Mecistocephalus magister

Scientific classification
- Kingdom: Animalia
- Phylum: Arthropoda
- Subphylum: Myriapoda
- Class: Chilopoda
- Order: Geophilomorpha
- Family: Mecistocephalidae
- Genus: Mecistocephalus
- Species: M. magister
- Binomial name: Mecistocephalus magister Chamberlin, 1939

= Mecistocephalus magister =

- Genus: Mecistocephalus
- Species: magister
- Authority: Chamberlin, 1939

Species of centipede

Mecistocephalus magister is a species of soil centipede in the Mecistocephalidae family. This centipede is found in Indonesia on the island of New Guinea. This species features 49 pairs of legs and can reach 100 mm in length.

==Discovery and distribution==
This species was first described in 1939 by the American myriapodologist Ralph Vary Chamberlin. He based the original description of this species on many specimens, including several adults, found in 1920 at Doormanpad in Western New Guinea. This species is known only from Western New Guinea.

== Description ==
This species features 49 leg pairs and can reach 100 mm in length. The dorsal surface of the body is brown with a network of fine black lines, the legs are brown, and the head, antennae, and forcipules are chestnut. The dorsal plate on the head features a frontal line and is almost twice as long as its maximum width. Each of the antennae tapers toward the distal end. The posterior margin of the side pieces of the labrum is convex near the middle piece.
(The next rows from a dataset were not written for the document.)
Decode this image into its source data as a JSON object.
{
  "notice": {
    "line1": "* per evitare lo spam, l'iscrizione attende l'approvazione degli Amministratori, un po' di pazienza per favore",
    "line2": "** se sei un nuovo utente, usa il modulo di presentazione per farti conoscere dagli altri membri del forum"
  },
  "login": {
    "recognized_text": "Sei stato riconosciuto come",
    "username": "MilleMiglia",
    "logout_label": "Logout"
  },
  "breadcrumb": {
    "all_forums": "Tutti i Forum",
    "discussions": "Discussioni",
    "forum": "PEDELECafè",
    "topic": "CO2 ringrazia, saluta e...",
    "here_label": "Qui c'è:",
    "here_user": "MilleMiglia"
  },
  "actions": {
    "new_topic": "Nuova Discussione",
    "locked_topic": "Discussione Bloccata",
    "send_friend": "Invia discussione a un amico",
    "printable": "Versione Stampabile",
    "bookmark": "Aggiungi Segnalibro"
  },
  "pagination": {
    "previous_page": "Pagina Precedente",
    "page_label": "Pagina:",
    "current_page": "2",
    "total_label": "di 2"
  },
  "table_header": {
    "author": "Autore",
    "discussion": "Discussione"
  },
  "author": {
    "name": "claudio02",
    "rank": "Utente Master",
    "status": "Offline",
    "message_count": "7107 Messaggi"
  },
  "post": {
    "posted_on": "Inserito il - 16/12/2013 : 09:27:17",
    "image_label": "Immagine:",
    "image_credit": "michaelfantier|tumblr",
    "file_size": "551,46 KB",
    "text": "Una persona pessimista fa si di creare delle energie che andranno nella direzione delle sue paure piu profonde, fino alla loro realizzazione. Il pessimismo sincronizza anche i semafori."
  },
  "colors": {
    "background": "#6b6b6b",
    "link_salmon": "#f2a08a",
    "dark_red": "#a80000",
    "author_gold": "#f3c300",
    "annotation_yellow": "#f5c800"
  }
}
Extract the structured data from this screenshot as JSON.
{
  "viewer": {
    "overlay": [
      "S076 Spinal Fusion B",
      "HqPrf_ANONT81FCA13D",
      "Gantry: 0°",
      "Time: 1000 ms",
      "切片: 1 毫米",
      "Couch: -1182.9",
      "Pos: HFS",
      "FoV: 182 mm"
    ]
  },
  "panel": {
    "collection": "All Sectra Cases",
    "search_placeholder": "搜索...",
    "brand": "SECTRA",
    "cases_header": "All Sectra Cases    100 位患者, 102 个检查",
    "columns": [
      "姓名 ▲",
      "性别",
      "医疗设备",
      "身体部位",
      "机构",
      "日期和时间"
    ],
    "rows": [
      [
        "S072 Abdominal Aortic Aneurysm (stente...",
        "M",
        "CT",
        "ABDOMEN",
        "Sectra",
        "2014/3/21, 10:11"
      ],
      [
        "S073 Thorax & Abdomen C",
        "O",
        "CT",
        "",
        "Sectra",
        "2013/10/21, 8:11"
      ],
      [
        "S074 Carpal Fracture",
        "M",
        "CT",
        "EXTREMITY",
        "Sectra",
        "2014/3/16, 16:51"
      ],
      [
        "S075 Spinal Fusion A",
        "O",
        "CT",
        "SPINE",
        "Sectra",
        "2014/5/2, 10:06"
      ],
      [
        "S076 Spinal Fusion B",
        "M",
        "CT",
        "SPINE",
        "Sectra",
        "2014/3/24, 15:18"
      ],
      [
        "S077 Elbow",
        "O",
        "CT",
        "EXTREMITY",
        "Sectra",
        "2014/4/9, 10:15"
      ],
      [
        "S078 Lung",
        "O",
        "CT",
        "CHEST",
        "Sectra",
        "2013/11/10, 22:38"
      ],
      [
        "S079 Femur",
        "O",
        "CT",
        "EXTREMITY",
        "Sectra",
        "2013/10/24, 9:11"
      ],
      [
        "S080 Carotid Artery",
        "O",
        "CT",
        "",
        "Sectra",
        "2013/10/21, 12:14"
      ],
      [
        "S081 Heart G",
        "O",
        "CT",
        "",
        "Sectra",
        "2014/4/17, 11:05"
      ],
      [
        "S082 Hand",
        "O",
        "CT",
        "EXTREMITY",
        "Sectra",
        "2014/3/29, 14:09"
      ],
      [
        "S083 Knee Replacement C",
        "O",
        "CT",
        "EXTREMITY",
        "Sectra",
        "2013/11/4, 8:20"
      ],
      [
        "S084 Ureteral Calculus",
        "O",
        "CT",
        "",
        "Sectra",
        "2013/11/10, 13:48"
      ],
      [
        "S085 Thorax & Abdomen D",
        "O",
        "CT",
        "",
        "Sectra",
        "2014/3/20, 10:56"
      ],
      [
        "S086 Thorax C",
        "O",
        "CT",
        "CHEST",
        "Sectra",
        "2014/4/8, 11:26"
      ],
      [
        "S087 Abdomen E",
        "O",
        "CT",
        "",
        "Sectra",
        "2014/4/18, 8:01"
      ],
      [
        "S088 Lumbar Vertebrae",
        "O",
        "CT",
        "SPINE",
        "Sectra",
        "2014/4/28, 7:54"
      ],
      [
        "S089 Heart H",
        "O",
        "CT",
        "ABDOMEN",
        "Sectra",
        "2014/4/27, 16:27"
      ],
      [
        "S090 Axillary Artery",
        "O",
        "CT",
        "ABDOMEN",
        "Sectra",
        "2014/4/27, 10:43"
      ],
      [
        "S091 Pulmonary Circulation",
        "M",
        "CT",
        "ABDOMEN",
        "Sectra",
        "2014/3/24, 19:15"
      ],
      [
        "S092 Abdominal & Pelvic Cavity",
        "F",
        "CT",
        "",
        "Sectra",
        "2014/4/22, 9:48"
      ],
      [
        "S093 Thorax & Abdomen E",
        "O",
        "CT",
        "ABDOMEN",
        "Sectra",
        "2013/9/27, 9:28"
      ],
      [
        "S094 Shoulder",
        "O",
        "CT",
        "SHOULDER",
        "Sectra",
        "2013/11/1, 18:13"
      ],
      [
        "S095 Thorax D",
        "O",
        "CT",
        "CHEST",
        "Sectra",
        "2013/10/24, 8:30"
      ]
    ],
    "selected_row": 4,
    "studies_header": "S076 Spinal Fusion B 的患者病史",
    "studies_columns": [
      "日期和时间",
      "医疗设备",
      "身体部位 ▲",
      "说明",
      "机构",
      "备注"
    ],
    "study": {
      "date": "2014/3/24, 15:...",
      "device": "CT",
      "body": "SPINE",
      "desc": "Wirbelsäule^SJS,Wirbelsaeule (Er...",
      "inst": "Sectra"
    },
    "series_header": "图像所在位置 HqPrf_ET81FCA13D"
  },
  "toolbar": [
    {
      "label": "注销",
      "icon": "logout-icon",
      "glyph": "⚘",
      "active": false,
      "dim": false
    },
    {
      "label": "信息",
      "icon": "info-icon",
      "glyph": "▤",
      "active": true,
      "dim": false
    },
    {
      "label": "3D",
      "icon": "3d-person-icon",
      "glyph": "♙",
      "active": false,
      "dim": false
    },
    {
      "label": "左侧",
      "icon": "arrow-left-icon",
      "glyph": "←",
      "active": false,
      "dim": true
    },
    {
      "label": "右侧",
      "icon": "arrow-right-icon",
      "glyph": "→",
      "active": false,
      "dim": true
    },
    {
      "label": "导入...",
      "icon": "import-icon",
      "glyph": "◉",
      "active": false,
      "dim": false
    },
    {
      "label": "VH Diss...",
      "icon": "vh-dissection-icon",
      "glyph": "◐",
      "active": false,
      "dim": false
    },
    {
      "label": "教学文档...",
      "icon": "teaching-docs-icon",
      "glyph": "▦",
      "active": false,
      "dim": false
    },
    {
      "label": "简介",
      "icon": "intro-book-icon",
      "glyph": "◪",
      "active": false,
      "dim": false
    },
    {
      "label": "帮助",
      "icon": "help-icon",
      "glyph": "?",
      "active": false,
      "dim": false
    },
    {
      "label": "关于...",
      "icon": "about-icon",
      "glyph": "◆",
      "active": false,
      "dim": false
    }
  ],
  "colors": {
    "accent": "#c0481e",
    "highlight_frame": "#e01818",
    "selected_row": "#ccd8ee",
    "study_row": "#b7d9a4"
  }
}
This margin is smooth except for seven distinct rounded teeth near the middle piece. The mandible features fifteen lamellae (comb blades) including twelve that are fully developed, the last two, which are poorly developed, and the thirteenth, which is intermediate in development. The first lamella features five teeth.

The first article of the forcipule features two stout teeth with the disal tooth larger than the more proximal tooth. The two intermediate articles of the forcipule each feature a tooth, with the tooth on the third article larger than the tooth on the second article. The base of the ultimate article of the forcipule features a tubercle. The ventral surface features a deep forked groove on each sternite with two branches that form a right angle. A dense array of numerous minute pores cover the entire surface of the basal element of each of the ultimate legs.